宮間あやの存在感を改めて感じる試合内容となったニュージーランド戦宮間あやの存在感を改めて感じる試合内容となったニュージーランド戦「想定外のことだった」と指揮官は振り返った。20日に行なわれたキリンチャレンジカップのニュージーランド戦。前半終了間際に、宮間あやが2枚目のイエローカードでまさかの退場。台風4号の影響から、スリッピーになっていたピッチでのスライディングに対する判定は、首をかしげるものであったが、レフェリーのジャッジも含めてのサッカー。それでも、アクシデントとしか言いようがないこのレッドカードは、オリンピック以降、初めてベストメンバーが揃うこの一戦に大きな影響を及ぼした。

 ロンドンオリンピックから約1年。佐々木則夫監督が結果を重視するために組んだ"ベスト"はケガで招集を見送られた近賀ゆかり、鮫島彩が務めた両サイドバック以外は、ドイツワールドカップ、ロンドンオリンピックを戦った顔ぶれだった。このメンバーでプレイするのはオリンピック以来のこと。緻密な計算を擁するなでしこサッカーにとってこのブランクは大きい。徐々に試合の中で感覚を取り戻していく予定だったのだろう。

 なでしこたちはスロースタートだった。

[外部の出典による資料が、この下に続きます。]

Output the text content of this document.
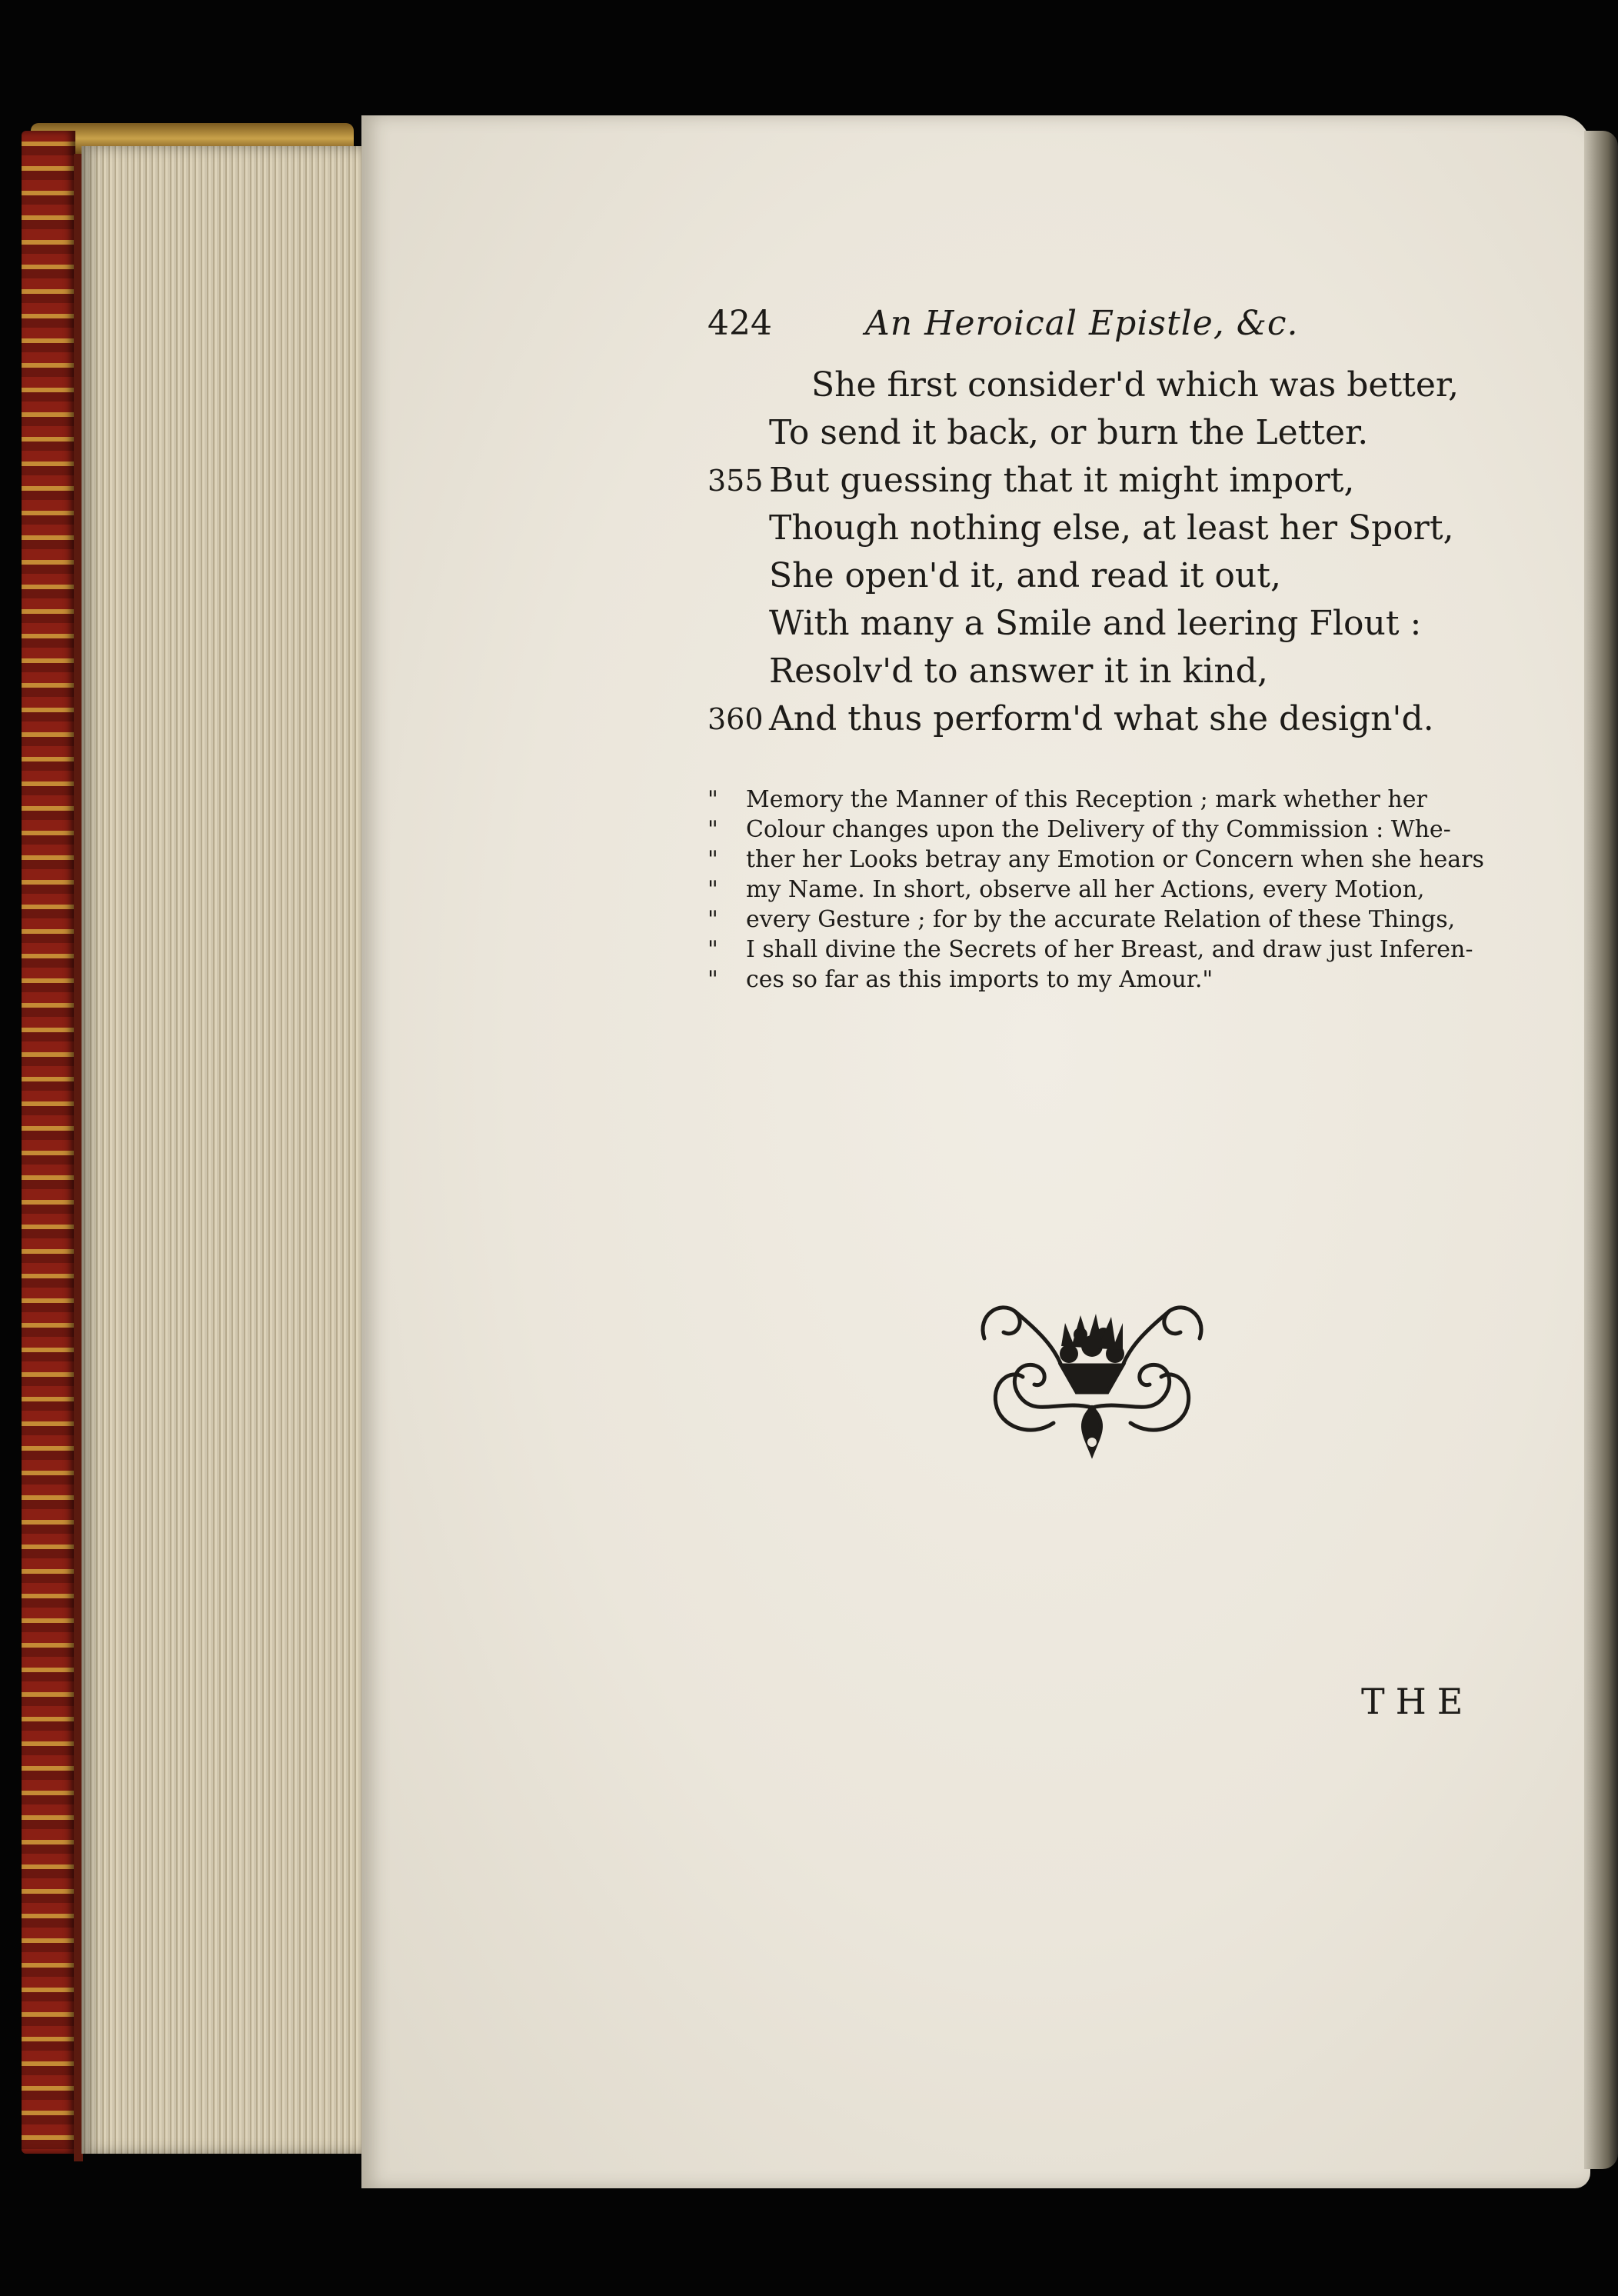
424	An Heroical Epistle, &c.
She first consider'd which was better,
To send it back, or burn the Letter.
355 But guessing that it might import,
Though nothing else, at least her Sport,
She open'd it, and read it out,
With many a Smile and leering Flout :
Resolv'd to answer it in kind,
360 And thus perform'd what she design'd.
"	Memory the Manner of this Reception ; mark whether her
"	Colour changes upon the Delivery of thy Commission : Whe-
"	ther her Looks betray any Emotion or Concern when she hears
"	my Name. In short, observe all her Actions, every Motion,
"	every Gesture ; for by the accurate Relation of these Things,
"	I shall divine the Secrets of her Breast, and draw just Inferen-
"	ces so far as this imports to my Amour."
THE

それでも21分、右サイドバックのスタメンを勝ち取った有吉佐織のオーバーラップから前線へ放たれたアーリークロスに大儀見優季がスライディングボレーで先制。日本らしいサイドアタックからの得点だったが、この形で決定機を作ったのは左右サイド合わせて、この一本に留まったのは寂しい限りだ。

 それぞれが互いの感覚を確かめるようにプレイしていた中でも、一本のタテパスで好機を生みだす宮間の存在感はひと際大きかった。ボールを動かしてはいるものの、攻撃のスイッチを入れる人材が乏しかった3月のアルガルベカップとの比較は酷だとわかっていても、宮間のスイッチパスはそれ一本で多くの人間を活性化させる効果がある。それはこの日も健在だった。先制ゴールが生まれる直前にも、DF裏を狙ったクロスで大儀見&安藤梢の2トップを刺激する。すると、逆サイドの川澄奈穂美のポジショニングもよくなるのだから不思議なものだ。その宮間が退場となったことで、状況は一変した。